Et comme la jeune fille la regardait avec des yeux pleins de trouble, elle poursuivit :

— Vous savez que de grandes faveurs suivent souvent les grandes épreuves. Vous savez que Dieu veille sur les orphelins.

— Je le remercie tous les jours de m’avoir conduite près de vous, répondit Mlle  Moyen.

— Mais je ne puis pas vous tenir lieu de famille. Il vous faut une autre protection, le bon Dieu le sait bien : aussi il a incliné vers vous l’un des cœurs les plus nobles, les plus généreux qu’il ait jamais faits.

Et, caressant les beaux cheveux de la jeune fille qu’elle voyait fort agitée, elle continua.

— Votre absence me laissera un vide cruel — un vide que personne ne remplira jamais, — mais pourtant c’est avec bonheur que je vous remettrai entre les mains de Lambert Closse.

— Lui ! s’écria Élisabeth, se levant toute droite. Il m’aimerait…

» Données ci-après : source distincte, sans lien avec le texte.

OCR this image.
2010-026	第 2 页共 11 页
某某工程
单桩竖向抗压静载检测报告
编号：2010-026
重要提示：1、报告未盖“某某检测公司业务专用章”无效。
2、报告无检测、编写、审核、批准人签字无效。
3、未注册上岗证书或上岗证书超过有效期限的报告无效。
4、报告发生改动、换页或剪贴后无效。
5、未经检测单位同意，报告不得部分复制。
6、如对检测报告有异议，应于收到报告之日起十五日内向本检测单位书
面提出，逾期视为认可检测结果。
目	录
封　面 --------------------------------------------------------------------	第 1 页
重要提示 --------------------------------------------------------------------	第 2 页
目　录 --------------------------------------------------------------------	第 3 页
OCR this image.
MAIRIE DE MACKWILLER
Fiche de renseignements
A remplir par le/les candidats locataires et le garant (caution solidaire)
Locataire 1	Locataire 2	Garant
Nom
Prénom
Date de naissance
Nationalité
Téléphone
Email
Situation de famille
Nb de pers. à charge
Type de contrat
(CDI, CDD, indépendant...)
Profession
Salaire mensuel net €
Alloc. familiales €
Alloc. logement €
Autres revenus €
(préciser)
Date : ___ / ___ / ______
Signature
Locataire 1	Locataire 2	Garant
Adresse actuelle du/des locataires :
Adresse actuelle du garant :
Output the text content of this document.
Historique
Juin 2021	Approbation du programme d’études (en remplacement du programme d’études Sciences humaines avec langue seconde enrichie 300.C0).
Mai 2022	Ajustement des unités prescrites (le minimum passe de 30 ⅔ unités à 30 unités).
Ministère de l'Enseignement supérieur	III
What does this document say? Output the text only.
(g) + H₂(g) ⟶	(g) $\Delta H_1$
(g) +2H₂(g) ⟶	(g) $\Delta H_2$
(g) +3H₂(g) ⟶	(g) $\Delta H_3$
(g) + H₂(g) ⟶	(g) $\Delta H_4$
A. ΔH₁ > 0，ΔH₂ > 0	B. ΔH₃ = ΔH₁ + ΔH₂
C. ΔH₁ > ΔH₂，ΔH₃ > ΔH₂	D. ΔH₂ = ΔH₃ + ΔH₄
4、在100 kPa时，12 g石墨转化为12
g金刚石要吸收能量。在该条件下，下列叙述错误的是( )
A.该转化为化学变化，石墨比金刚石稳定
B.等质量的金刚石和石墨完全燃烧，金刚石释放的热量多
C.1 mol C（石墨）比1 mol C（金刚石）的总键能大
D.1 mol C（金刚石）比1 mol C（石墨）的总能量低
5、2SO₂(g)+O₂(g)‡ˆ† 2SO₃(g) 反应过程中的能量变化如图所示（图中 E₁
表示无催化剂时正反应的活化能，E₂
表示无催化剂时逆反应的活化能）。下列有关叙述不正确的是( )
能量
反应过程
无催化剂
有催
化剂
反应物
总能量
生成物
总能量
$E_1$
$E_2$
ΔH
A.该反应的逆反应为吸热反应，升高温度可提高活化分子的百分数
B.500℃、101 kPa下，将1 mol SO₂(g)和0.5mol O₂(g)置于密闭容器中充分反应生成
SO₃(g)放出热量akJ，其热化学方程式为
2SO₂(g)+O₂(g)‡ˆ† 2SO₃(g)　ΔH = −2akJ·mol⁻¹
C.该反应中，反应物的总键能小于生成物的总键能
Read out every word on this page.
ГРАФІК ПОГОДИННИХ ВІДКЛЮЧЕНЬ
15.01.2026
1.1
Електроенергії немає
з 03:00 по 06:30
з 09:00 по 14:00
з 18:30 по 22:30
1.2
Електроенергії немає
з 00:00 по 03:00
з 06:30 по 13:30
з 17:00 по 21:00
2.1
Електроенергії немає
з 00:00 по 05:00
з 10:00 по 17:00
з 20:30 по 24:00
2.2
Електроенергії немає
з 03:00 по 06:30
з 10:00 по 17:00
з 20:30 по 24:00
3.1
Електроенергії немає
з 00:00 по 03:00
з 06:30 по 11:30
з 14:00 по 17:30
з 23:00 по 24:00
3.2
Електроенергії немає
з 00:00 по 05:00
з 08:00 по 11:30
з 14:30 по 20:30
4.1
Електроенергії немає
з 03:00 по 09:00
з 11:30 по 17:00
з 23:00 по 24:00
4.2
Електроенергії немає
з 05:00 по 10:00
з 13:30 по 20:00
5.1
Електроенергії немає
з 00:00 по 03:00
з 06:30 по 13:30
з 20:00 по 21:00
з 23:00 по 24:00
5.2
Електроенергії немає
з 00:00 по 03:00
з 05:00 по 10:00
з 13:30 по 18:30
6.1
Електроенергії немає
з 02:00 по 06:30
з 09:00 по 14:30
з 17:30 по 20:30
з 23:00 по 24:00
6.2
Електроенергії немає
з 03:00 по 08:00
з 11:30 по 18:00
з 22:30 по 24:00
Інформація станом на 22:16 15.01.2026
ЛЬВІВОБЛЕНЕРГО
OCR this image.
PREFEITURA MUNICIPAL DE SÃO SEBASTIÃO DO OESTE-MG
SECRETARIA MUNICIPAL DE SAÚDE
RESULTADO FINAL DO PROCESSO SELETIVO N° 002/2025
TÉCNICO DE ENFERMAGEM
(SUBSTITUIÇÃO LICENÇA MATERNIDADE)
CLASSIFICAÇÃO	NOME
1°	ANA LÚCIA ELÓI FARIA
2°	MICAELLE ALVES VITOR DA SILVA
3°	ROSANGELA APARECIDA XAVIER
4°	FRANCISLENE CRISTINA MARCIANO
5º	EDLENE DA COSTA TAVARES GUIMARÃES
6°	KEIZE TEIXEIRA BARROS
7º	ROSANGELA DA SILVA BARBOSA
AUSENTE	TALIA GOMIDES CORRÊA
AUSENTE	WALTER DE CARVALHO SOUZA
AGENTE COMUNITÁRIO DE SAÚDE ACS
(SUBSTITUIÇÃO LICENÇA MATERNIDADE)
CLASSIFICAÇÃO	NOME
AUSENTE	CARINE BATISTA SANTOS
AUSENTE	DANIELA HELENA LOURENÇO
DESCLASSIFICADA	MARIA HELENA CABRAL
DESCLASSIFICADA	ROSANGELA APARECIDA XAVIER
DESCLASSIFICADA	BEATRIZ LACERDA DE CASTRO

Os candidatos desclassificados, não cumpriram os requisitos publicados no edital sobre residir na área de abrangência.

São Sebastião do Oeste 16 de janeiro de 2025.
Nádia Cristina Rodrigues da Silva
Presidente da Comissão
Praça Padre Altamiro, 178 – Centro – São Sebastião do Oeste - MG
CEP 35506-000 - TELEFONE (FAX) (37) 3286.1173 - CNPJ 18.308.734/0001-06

Ses yeux s’étaient illuminés et couvraient de clarté tout son visage. Mais cette flamme radieuse s’éteignit et elle dit humblement :

— Non, cela ne se peut pas… S’il me demande en mariage, c’est parce qu’il croit que je lui ai sauvé la vie…

— Vous éclaircirez ce point-là avec votre futur, mon enfant, répondit gaiement Mlle  Mance.

Restée seule, Élisabeth se jeta à genoux et remercia Dieu de toutes les forces de son âme.

Se peut-il qu’il m’aime ? se demandait-elle, n’osant croire à tant de bonheur et repassant tout ce qu’elle connaissait de ce si beau et si grand caractère.

Quand le major vint chercher sa réponse, elle le remercia avec une humilité fière et touchante de ce qu’elle appelait sa générosité.

— Ma générosité !… mais je vous aime, s’écria Lambert Closse. Et tendrement, gravement, il lui raconta comment il avait lutté contre son cœur… parce qu’il voulait se dévouer tout entier à l’œuvre de Ville-Marie.

Élisabeth l’écoutait comme dans un rêve ; il lui semblait que son cœur s’ouvrait à une mer de délices ; sans qu’elle s’en aperçut, les larmes ruisselaient sur son visage, et lorsque le major se tut et se pencha, attendant sa réponse :

— Ah ! dit-elle, naïvement, souriant à travers ses pleurs, que je suis heureuse que vous n’ayez pas tous les héroïsmes !

La sœur Bourgeois fut seule à remarquer la tristesse de Claude de Brigeac et l’altération de ses traits. Elle s’en préoccupait avec la bonté des saints ; et, un jour, elle se hasarda à dire au jeune homme qui fuyait toute conversation :

— Est-ce le mal du pays qui vous travaille ? Regrettez-vous d’être venu au Canada, M. de Brigeac… ou seriez-vous malade ?

— Non, sœur Marguerite, je ne suis point malade, répondit Claude de Brigeac ; mais j’ai oublié que ce n’est pas le bonheur que je suis venu chercher à Montréal… et j’expie.